OpenAI has agreed to disclose the data used to train its AI models to plaintiff attorneys in copyright lawsuits initiated by writers. These lawsuits were filed last year against OpenAI and its affiliates by notable authors such as Paul Tremblay, Sarah Silverman, Michael Chabon, David Henry Hwang, and Ta-Nehisi Coates.
OpenAI Confronts Legal Challenges!
The writers argue that OpenAI unlawfully used their books to train its AI models, violating U.S. copyright laws. The lawsuits have been consolidated into a single case. Additionally, other major developers in the AI field are facing similar allegations; earlier this year, another AI developer, Anthropic, was also sued by writers for the same reasons.
U.S. Judge Robert Illman has issued a protocol allowing plaintiff attorneys access to OpenAI’s training data. However, this access will come with strict conditions.

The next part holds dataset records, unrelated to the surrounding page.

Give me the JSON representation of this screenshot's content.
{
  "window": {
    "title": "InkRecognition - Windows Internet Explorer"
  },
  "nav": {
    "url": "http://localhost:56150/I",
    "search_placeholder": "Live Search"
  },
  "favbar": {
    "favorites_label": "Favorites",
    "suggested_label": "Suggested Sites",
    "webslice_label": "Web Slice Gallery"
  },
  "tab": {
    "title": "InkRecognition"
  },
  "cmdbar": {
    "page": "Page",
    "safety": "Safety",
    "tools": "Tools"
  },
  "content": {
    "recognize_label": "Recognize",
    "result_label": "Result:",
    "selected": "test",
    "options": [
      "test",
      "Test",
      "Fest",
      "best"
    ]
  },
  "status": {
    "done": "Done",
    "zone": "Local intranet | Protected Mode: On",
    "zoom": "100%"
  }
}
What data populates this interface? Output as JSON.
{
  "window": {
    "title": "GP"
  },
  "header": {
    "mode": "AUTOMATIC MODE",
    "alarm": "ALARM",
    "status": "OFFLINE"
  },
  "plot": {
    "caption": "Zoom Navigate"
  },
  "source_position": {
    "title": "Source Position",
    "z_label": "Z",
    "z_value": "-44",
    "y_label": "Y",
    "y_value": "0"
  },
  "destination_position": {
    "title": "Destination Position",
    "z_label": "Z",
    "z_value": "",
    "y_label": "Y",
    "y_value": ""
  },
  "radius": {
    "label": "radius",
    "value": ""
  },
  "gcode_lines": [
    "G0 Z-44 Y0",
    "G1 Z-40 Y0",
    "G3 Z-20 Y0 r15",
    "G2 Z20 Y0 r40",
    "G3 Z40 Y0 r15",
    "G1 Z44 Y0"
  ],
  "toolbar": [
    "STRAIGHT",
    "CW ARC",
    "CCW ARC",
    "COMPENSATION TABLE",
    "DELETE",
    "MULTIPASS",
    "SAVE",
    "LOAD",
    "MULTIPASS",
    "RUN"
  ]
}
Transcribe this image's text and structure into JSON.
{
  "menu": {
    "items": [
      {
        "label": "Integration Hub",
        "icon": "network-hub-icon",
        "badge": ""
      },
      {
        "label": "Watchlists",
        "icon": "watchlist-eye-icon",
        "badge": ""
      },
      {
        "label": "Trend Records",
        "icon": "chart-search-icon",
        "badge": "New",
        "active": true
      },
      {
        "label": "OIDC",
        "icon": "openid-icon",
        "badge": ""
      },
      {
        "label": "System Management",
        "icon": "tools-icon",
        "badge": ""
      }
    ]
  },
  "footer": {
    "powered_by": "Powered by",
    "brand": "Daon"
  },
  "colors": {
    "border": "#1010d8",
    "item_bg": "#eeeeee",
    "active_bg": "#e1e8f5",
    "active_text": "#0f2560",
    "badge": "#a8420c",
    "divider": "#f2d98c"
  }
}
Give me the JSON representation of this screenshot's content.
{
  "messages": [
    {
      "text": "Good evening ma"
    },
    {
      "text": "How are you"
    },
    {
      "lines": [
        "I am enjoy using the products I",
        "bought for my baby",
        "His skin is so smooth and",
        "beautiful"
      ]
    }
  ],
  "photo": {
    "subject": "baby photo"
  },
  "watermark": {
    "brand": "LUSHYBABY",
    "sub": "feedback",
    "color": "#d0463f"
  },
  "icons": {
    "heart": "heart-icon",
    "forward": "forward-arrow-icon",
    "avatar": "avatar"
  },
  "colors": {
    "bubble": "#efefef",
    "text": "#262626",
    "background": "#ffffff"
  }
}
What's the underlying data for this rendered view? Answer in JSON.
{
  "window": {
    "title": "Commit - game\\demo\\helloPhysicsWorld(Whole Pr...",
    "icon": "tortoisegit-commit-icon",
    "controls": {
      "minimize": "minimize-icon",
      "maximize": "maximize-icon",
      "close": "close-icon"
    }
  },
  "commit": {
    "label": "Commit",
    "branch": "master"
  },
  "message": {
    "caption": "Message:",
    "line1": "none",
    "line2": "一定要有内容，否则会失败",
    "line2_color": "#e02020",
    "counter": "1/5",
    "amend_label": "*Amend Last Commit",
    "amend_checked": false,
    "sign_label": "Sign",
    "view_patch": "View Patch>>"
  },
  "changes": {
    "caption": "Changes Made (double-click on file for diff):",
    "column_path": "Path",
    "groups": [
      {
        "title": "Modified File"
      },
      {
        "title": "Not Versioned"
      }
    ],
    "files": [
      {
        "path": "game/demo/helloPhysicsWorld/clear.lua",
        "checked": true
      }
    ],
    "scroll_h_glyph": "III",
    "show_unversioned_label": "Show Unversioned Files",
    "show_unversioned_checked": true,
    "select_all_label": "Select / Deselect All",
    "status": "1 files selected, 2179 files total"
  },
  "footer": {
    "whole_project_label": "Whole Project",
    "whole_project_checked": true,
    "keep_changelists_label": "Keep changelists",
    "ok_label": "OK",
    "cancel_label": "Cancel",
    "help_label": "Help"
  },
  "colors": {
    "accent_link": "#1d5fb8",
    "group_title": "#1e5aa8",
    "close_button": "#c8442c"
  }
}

The training data is considered a sensitive trade secret, akin to source code or proprietary formulas, and it will need to be reviewed on a computer in a secure room with no internet or network access. No recording devices will be permitted in this environment, and any notes taken will be subject to review by OpenAI’s legal team.
While a clear explanation for the secrecy surrounding this data has not been provided, many experts believe it reflects OpenAI’s efforts to avoid legal liability. There are concerns that the unauthorized use of online data could lead to additional lawsuits.
Furthermore, the European Union’s upcoming Artificial Intelligence Act, expected to come into effect in 2025, will require developers to provide greater transparency regarding the data used to train AI models, particularly concerning copyrighted content.